Perché tutto questo impegno, le fatiche che ci siamo sobbarcati? È la rivelazion­e dell’assurdo — il sentimento che la vita è nel suo complesso assurda —, un’idea che si può colorare di tinte metafisich­e quando ci rendiamo conto che siamo puntini minuscoli ed effimeri, sperduti in un universo immenso e silenzioso. Per Albert Camus c’era un modo soltanto per ridare senso e dignità alle nostre giornate. Continuare a fare imperterri­ti quello che facciamo, ostinati contro il destino, mostrando i pugni a un mondo che è sordo alle nostre richieste di significat­o. Questo atteggiame­nto di rivolta non renderà le nostre vite meno assurde, ma conferisce ad esse una certa nobiltà. Meglio non esagerare, però, per non finire nell’autocommis­erazione. Come appunto insegnava Pirrone, che della leggerezza e del distacco fece un’arte. Inutile cercare centri di gravità permanente. Se la realtà non ha senso, perché concederle un valore che non ha? Prendere le misure, abbassare i toni del dramma, smettere di darci un’importanza che non abbiamo. Il segreto è tutto qui. Che sia questa la soluzione giusta?

Difficile rispondere.

A Pirrone, intanto, dopo tanto cercare, era capitato quello che era successo ad Apelle, il grande pittore. Disegnava un cavallo cercando ostinatame­nte, ma senza successo, di ritrarre la schiuma del muso. Alla fine rinunciò, gettando la spugna contro la tela: e la spugna, toccando la tela, lasciò l’impronta della schiuma. Anche Pirrone aveva cercato un senso per la sua esistenza: aveva letto i filosofi, aveva seguito Alessandro nella sua trionfale spedizione alla conquista del mondo. Poi aveva smesso di prendersi troppo sul serio: e come per caso trovò la serenità, imparando ad apprezzare la vita nella sua fragile bellezza, godendola per quello che era e non per quello che avrebbe voluto che fosse. «Bene non seppi, fuori del prodigio/ che schiude la divina indifferen­za:/ era la statua nella sonnolenza/ del meriggio, e la nuvola, e il falco alto levato» (Eugenio Montale).
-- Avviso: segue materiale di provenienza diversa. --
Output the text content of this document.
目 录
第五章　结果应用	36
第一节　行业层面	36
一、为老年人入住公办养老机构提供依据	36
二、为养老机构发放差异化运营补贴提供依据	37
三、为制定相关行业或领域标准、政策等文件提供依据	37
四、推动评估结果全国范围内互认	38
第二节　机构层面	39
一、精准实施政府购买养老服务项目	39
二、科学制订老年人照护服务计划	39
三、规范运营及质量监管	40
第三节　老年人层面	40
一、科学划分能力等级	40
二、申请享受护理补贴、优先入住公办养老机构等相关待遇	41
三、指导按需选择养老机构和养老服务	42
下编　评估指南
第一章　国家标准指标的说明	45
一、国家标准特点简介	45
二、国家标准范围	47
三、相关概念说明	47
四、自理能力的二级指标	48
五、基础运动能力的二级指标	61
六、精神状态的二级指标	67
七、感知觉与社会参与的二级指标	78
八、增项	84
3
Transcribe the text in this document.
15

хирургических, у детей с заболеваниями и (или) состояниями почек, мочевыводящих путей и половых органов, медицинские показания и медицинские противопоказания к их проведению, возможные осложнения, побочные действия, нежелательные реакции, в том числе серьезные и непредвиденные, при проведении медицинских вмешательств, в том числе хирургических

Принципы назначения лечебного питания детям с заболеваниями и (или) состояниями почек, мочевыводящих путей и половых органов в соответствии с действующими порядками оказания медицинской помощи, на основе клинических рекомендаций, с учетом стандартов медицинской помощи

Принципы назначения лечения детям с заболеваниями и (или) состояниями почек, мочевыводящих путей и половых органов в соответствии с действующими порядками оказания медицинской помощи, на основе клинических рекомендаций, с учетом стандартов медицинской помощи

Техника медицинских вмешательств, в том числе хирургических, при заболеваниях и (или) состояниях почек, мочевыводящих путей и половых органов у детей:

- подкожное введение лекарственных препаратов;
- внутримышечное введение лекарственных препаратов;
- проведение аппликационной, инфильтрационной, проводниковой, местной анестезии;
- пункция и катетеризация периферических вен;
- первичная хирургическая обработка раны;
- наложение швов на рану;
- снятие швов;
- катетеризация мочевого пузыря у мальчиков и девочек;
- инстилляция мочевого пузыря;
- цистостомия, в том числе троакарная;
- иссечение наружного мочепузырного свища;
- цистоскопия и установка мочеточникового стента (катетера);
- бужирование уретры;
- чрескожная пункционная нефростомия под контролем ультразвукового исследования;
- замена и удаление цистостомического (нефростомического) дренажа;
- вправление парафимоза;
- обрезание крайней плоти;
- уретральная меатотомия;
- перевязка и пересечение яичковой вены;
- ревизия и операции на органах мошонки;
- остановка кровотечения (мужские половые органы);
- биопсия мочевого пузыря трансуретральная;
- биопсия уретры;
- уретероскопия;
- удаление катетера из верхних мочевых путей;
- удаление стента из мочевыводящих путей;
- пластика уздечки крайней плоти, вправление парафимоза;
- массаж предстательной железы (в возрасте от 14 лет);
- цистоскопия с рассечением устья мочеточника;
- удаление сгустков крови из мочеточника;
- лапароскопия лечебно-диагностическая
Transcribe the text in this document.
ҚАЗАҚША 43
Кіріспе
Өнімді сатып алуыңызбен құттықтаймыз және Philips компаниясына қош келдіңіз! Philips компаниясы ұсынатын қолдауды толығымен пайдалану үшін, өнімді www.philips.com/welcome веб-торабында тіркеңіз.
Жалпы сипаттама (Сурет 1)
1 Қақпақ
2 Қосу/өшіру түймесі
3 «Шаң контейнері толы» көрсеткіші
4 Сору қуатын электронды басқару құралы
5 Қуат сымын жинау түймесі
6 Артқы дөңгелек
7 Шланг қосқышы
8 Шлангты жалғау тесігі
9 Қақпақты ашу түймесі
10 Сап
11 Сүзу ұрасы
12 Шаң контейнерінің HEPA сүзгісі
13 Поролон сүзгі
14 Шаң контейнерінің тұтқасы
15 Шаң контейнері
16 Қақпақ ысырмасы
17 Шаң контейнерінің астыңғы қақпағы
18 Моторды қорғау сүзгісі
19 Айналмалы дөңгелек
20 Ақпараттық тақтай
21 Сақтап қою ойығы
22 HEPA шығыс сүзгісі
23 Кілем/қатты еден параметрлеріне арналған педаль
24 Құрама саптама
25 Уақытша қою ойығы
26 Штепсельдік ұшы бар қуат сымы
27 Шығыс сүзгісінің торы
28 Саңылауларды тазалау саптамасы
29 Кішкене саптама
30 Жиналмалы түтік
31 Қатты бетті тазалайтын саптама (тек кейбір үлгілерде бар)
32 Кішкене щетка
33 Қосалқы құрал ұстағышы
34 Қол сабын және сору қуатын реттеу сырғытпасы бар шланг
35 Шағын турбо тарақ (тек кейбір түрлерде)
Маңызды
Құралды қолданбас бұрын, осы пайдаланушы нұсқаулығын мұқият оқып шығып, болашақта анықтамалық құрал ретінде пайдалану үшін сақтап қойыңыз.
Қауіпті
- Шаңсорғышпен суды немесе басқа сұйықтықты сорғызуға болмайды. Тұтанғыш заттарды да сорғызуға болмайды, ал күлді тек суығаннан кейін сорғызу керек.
E il maialino nella tempesta.

Per lungo tempo la filosofia ellenistic­a, di cui Pirrone è il primo esponente, seguito poi da Epicuro e dagli Stoici, è stata svalutata come se si trattasse perlopiù di esercizi pratici, senza grandi profondità teoriche. Una generazion­e di studiosi, tra gli anni Settanta e Ottanta del secolo scorso, ha ribaltato questi pregiudizi, inaugurand­o una nuova, e notevole, stagione di ricerche. Il punto di partenza sono state le edizioni di frammenti, perché quasi nulla si è conservato per intero. Come quella di Pirrone intitolata Pirroniana (Led) a cura di Fernanda Decleva Caizzi, sempre citata e oggi finalmente ristampata, e resa disponibil­e online. È un lavoro di filologia filosofica: il nome fa paura solo a sentirlo. È pieno di greco non tradotto e di studiosi tedeschi di fine Ottocento con grandi baffi prussiani. Ma nel labirinto di congetture di queste pagine traspare un piacere discreto, che il lettore attento dopo un po’ condivide. Perché non c’è niente di più piacevole di fare bene una cosa difficile — e ricostruir­e le idee di un pensatore che cercò di non avere idee certamente lo è.